Institutions usually see a large spike in volume when they invest in an individual ethicist to cover a hospital ethics consult service. In light of this, says Lesandrini, “administrators thinking about expanding capacity should explore allocating resources and funding an individual ethicist.”

There is no standardized way to report data on ethics consultation. Therefore, there is no reliable way to analyze, interpret, or estimate ethics consult volume across institutions. “Creating a consistent metric that assesses volume will demonstrate the value, sustainability, and impact of offering healthcare ethics consultation services,” Lesandrini offers.

Many ethics services have been measuring volume for a long time. “But volume isn’t the whole story,” Cunningham notes.

Practices vary in terms of how many people handle ethics consults, the size of ethics committees, and whether there are full-time ethicists. A hospital might report many ethics consults or only a few, but that says nothing about the quality of those consults. “If consults are really well done, and are exactly the cases that need to be heard in the hospital, it’s likely a high-quality service,” Cunningham reports.

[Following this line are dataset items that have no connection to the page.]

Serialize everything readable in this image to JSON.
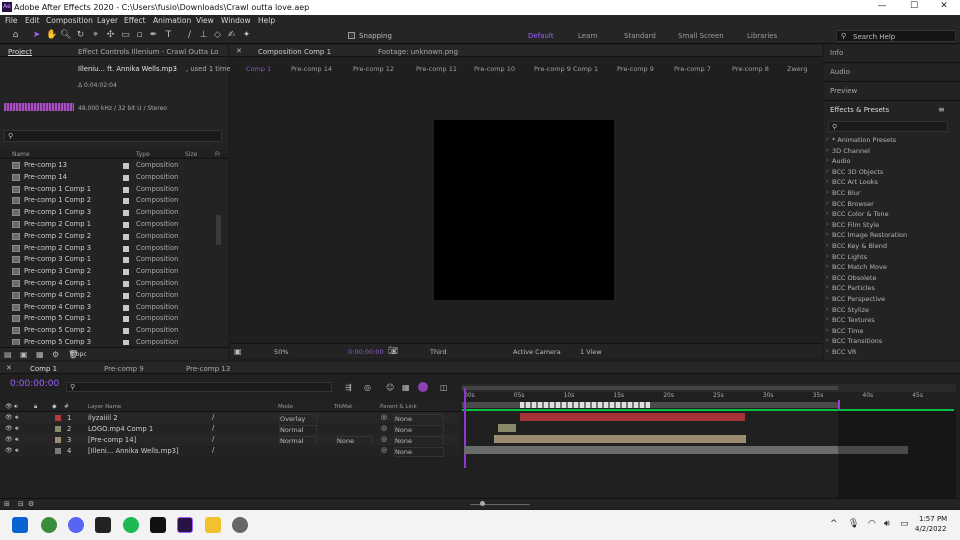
{
  "window": {
    "title": "Adobe After Effects 2020 - C:\\Users\\fusio\\Downloads\\Crawl outta love.aep",
    "logo": "Ae",
    "min": "—",
    "max": "☐",
    "close": "✕"
  },
  "menu": [
    "File",
    "Edit",
    "Composition",
    "Layer",
    "Effect",
    "Animation",
    "View",
    "Window",
    "Help"
  ],
  "toolbar": {
    "snapping": "Snapping",
    "workspaces": [
      "Default",
      "Learn",
      "Standard",
      "Small Screen",
      "Libraries"
    ],
    "search_placeholder": "Search Help"
  },
  "project": {
    "tab_label": "Project",
    "effect_tab": "Effect Controls Illenium - Crawl Outta Lo",
    "selected_name": "Illeniu... ft. Annika Wells.mp3",
    "selected_used": ", used 1 time",
    "duration": "Δ 0:04:02:04",
    "audio_info": "48.000 kHz / 32 bit U / Stereo",
    "columns": {
      "name": "Name",
      "type": "Type",
      "size": "Size",
      "fr": "Fr"
    },
    "items": [
      {
        "name": "Pre-comp 13",
        "type": "Composition"
      },
      {
        "name": "Pre-comp 14",
        "type": "Composition"
      },
      {
        "name": "Pre-comp 1 Comp 1",
        "type": "Composition"
      },
      {
        "name": "Pre-comp 1 Comp 2",
        "type": "Composition"
      },
      {
        "name": "Pre-comp 1 Comp 3",
        "type": "Composition"
      },
      {
        "name": "Pre-comp 2 Comp 1",
        "type": "Composition"
      },
      {
        "name": "Pre-comp 2 Comp 2",
        "type": "Composition"
      },
      {
        "name": "Pre-comp 2 Comp 3",
        "type": "Composition"
      },
      {
        "name": "Pre-comp 3 Comp 1",
        "type": "Composition"
      },
      {
        "name": "Pre-comp 3 Comp 2",
        "type": "Composition"
      },
      {
        "name": "Pre-comp 4 Comp 1",
        "type": "Composition"
      },
      {
        "name": "Pre-comp 4 Comp 2",
        "type": "Composition"
      },
      {
        "name": "Pre-comp 4 Comp 3",
        "type": "Composition"
      },
      {
        "name": "Pre-comp 5 Comp 1",
        "type": "Composition"
      },
      {
        "name": "Pre-comp 5 Comp 2",
        "type": "Composition"
      },
      {
        "name": "Pre-comp 5 Comp 3",
        "type": "Composition"
      }
    ],
    "bpc": "8 bpc"
  },
  "composition": {
    "tab_label": "Composition Comp 1",
    "footage_tab": "Footage: unknown.png",
    "sub_tabs": [
      "Comp 1",
      "Pre-comp 14",
      "Pre-comp 12",
      "Pre-comp 11",
      "Pre-comp 10",
      "Pre-comp 9 Comp 1",
      "Pre-comp 9",
      "Pre-comp 7",
      "Pre-comp 8",
      "Zwerg"
    ],
    "zoom": "50%",
    "timecode": "0:00:00:00",
    "resolution": "Third",
    "camera": "Active Camera",
    "views": "1 View"
  },
  "right": {
    "panels": [
      "Info",
      "Audio",
      "Preview",
      "Effects & Presets"
    ],
    "fx": [
      "* Animation Presets",
      "3D Channel",
      "Audio",
      "BCC 3D Objects",
      "BCC Art Looks",
      "BCC Blur",
      "BCC Browser",
      "BCC Color & Tone",
      "BCC Film Style",
      "BCC Image Restoration",
      "BCC Key & Blend",
      "BCC Lights",
      "BCC Match Move",
      "BCC Obsolete",
      "BCC Particles",
      "BCC Perspective",
      "BCC Stylize",
      "BCC Textures",
      "BCC Time",
      "BCC Transitions",
      "BCC VR"
    ]
  },
  "timeline": {
    "tabs": [
      "Comp 1",
      "Pre-comp 9",
      "Pre-comp 13"
    ],
    "timecode": "0:00:00:00",
    "headers": {
      "layer_name": "Layer Name",
      "mode": "Mode",
      "trkmat": "TrkMat",
      "parent": "Parent & Link"
    },
    "ruler": [
      "00s",
      "05s",
      "10s",
      "15s",
      "20s",
      "25s",
      "30s",
      "35s",
      "40s",
      "45s"
    ],
    "layers": [
      {
        "num": "1",
        "name": "ilyzaiiil 2",
        "mode": "Overlay",
        "trk": "",
        "parent": "None",
        "color": "#b8373a"
      },
      {
        "num": "2",
        "name": "LOGO.mp4 Comp 1",
        "mode": "Normal",
        "trk": "",
        "parent": "None",
        "color": "#8a8a6a"
      },
      {
        "num": "3",
        "name": "[Pre-comp 14]",
        "mode": "Normal",
        "trk": "None",
        "parent": "None",
        "color": "#9a8c6e"
      },
      {
        "num": "4",
        "name": "[Illeni... Annika Wells.mp3]",
        "mode": "",
        "trk": "",
        "parent": "None",
        "color": "#7a7a7a"
      }
    ]
  },
  "taskbar": {
    "time": "1:57 PM",
    "date": "4/2/2022"
  }
}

Service leaders may want to move from low-volume to moderate-volume, but they do not know how to get there. With more nuanced data on the number of consults, ethicists can move forward with confidence. “It will give you a better handle on where you rank compared to other hospitals and understanding where you want to go,” Cunningham suggests.

Some ethics consult services are not even measuring their volume at all. Others measure, but inconsistently. “The big difference between ethics and other clinical areas is that in ethics, the data [are not] being collected unless the ethicist collects it,” Cunningham explains.

Some EMRs provide a way to track the number of consults. Ethicists can collaborate with the quality department to capture these data. “But once you count them, now you have to analyze them. We can compare volume, but it hides so many things because systems are so different,” Cunningham cautions.

An ethics consult service may report much lower volume compared to a nearby hospital that serves a different, more complex patient population. On the other hand, low volume could be a sign that clinicians are unaware of the ethics service or do not consider it helpful.

Changes in volume also are difficult to interpret and require some more context to understand what is behind it. “As for whether volume fluctuations are a good or bad thing, that really requires other information to answer that question,” Cunningham says.

In hospitals without an established ethics consultation service, a “good” reason for increased volume would be funding a full-time clinical ethicist. “That should lead to significantly more volume,” Cunningham says.

If the institution already has an established ethics consultation service in place, Cunningham says these would be some “good” reasons for more volume:

  • The institution offers more services to cover care that was not provided (e.g., bariatric surgery, transgender surgery, a higher-level neonatal ICU, more ICU beds);
  • The institution provides additional administrative support to the ethicist, which allows him or her to round more — and putting more attention on ethical issues;
  • There are changes in the federal or state legal or regulatory landscape in ways that affect medical ethics (e.g., laws that allow clinical ethicists to support physicians in making decisions for unrepresented patients, legalize physician aid-in-dying, or restrict the way DNR orders can be enacted in the hospital).

More context on volume “is essential for strategic planning within the ethics committee and for comparison,” Cunningham stresses.

At the institutional level, ethicists need good data to compare the work, over time, of multiple ethicists in the hospital, and to compare the work of ethicists who are working across multiple hospitals. On the regional level, different hospitals need to compare ethics services in a meaningful way. “If we had data across facilities, and knew more about the kind of cases they were seeing, we could have a powerful data set to be able to say what’s normal for an ethics consult service in a particular setting,” Cunningham says.

REFERENCE

  1. Glover AC, Cunningham TV, Sterling EW, Lesandrini J. How much volume should healthcare ethics consult services have? J Clin Ethics 2020;31:158-172.